Banks are using insurers to launder money

Saturday, 16 March 2013 - 10:30am IST | Place: Mumbai | Agency: DNA
A closer look at online magazine Cobrapost's money laundering expose highlights how it is actually the insurance industry that's being used to convert black money into white due to easier regulations.

A closer look at online magazine Cobrapost’s money laundering expose highlights how it is actually the insurance industry that’s being used to convert black money into white due to easier regulations.

The sting operation at three top private banks is a case study in insurance misselling by bank officials promising guaranteed tax-free returns, accepting money in cash, not asking for a PAN card or doing KYC (know your client) procedure.

In one of the video transcripts posted by Cobrapost, Ganesh, an investment manager with ICICI Bank at Hyderabad, suggested GSIP, an insurance plan of ICICI Prudential, in which his visitor could invest Rs10 lakh every year for seven years with a guaranteed return of Rs1.75 crore after 15 years.

“There will be a life cover 10 times the premium paid by default.100% is secure here,” Ganesh said.

In another sting, N Sharma, manager at HDFC Bank, Jaipur, mentions that insurance is the safest investment option and that they will provide “in writing on a bond paper” the sum they will get after certain years.

Similarly S Kaur, branch head at Axis Bank, Noida, Uttar Pradesh tells that the PAN number is not required while investing in an insurance product.

“There is no record either, stating from where has money come. This is the thing... return you earn on it will not be credited to your account... it comes by cheque becoming white,” said Kaur.

Experts say that if the sale is through bancassurance (banks selling insurance) channel, the customer need not to comply with a separate set of KYC requirement.
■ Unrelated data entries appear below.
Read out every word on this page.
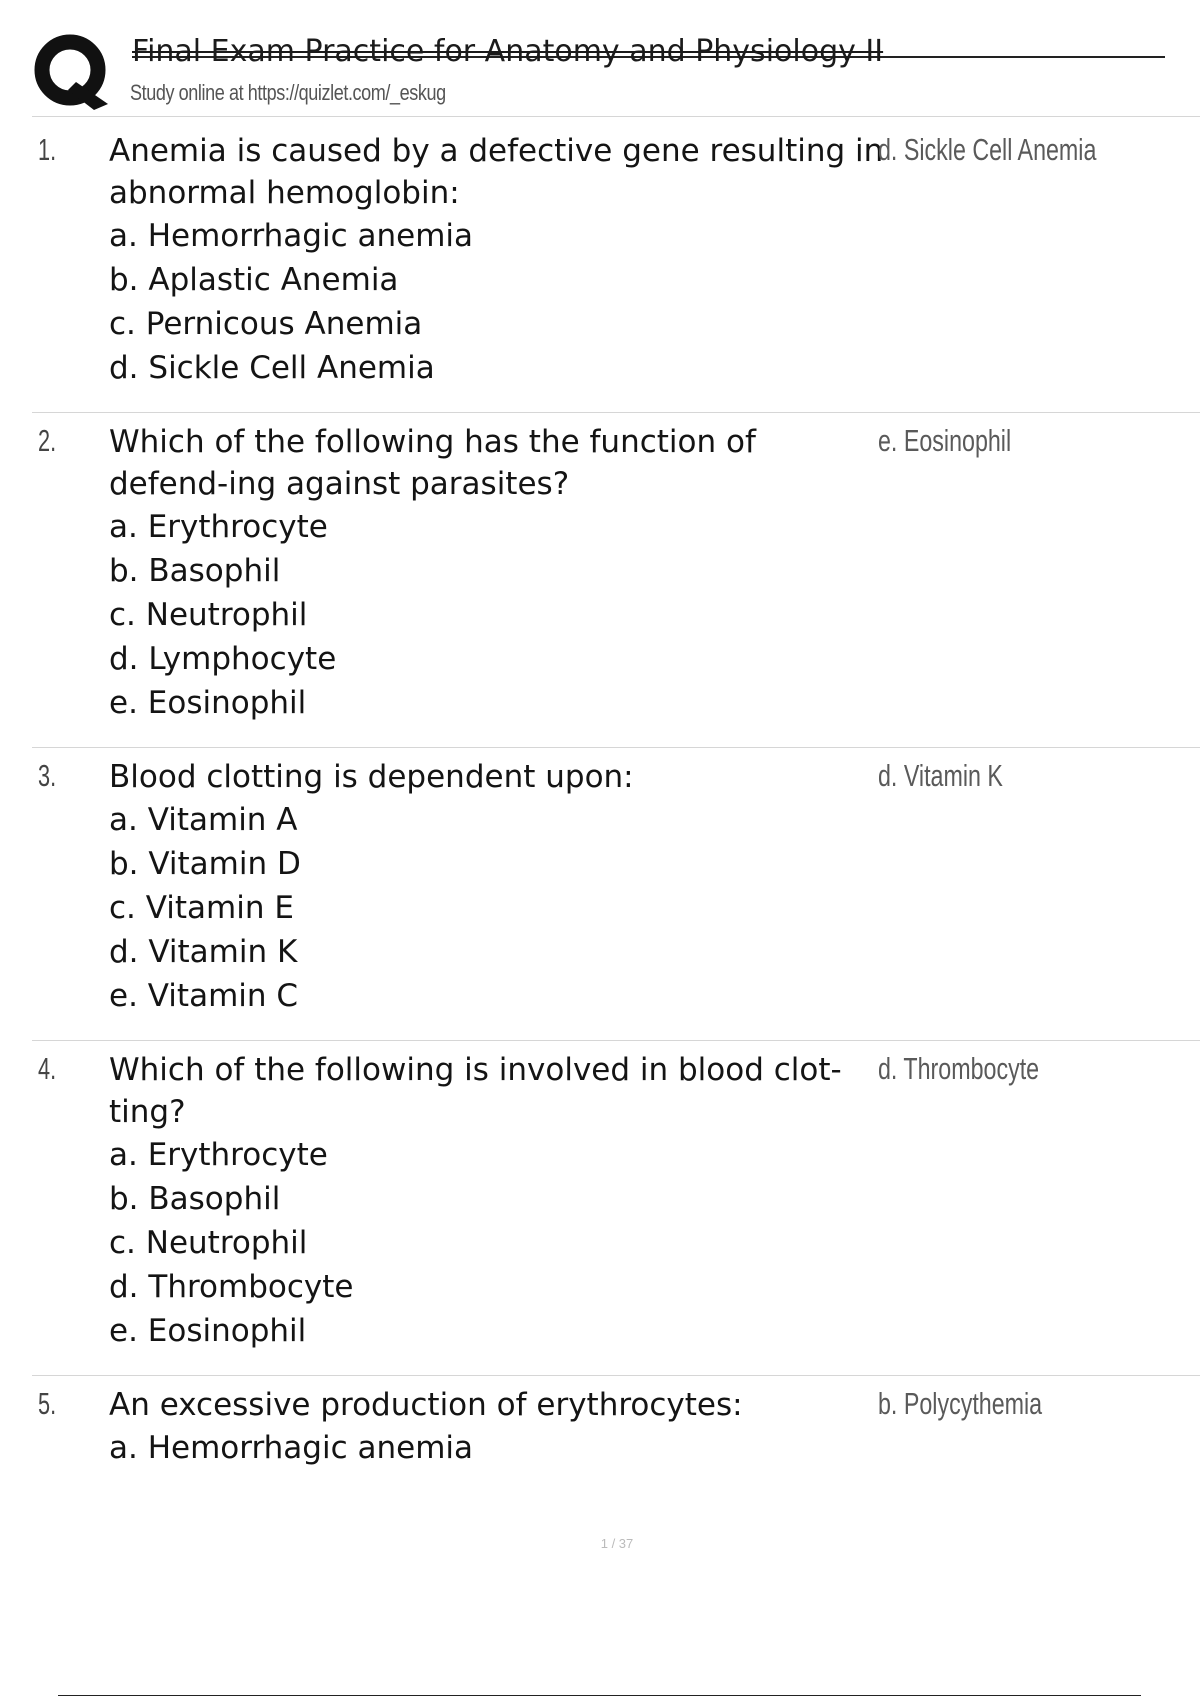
Final Exam Practice for Anatomy and Physiology II
Study online at https://quizlet.com/_eskug
1. Anemia is caused by a defective gene resulting in abnormal hemoglobin:
a. Hemorrhagic anemia
b. Aplastic Anemia
c. Pernicous Anemia
d. Sickle Cell Anemia
d. Sickle Cell Anemia
2. Which of the following has the function of defend-ing against parasites?
a. Erythrocyte
b. Basophil
c. Neutrophil
d. Lymphocyte
e. Eosinophil
e. Eosinophil
3. Blood clotting is dependent upon:
a. Vitamin A
b. Vitamin D
c. Vitamin E
d. Vitamin K
e. Vitamin C
d. Vitamin K
4. Which of the following is involved in blood clot-ting?
a. Erythrocyte
b. Basophil
c. Neutrophil
d. Thrombocyte
e. Eosinophil
d. Thrombocyte
5. An excessive production of erythrocytes:
a. Hemorrhagic anemia
b. Polycythemia
1 / 37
“Banks usually certify the account holder as a genuine customer,” the managing director of an insurance firm told DNA.

Experts believe the stringent norms adopted by the Securities and Exchange Board of India makes money laundering through mutual funds very difficult, if at all.

That’s why probably the exposed bank officials were hesitant to advise routing money into mutual funds.

“Its unsafe investing in mutual funds in which a PAN number is mandatory as per Sebi norms, the returns are unsure and then all returns are account linked,” Kaur of Axis Bank said in the sting video.

A financial advisor based out of Mumbai too believes money laundering in insurance is comparatively easier.

“In mutual funds, it is hardly possible as fund houses insist on cheque payments. Also, they mandate a third-party declaration if the payment is done by anyone other than the fund holder,” he said.

A senior official of the Association of Mutual Funds of India believes that the KYC norms adopted by mutual funds are quite stringent.

“You need to compulsorily invest through cheque or through electronic clearing service. One cannot invest in mutual funds in cash except for investing small amount of up to Rs20,000 allowed by regulator recently for rural investors,” he said.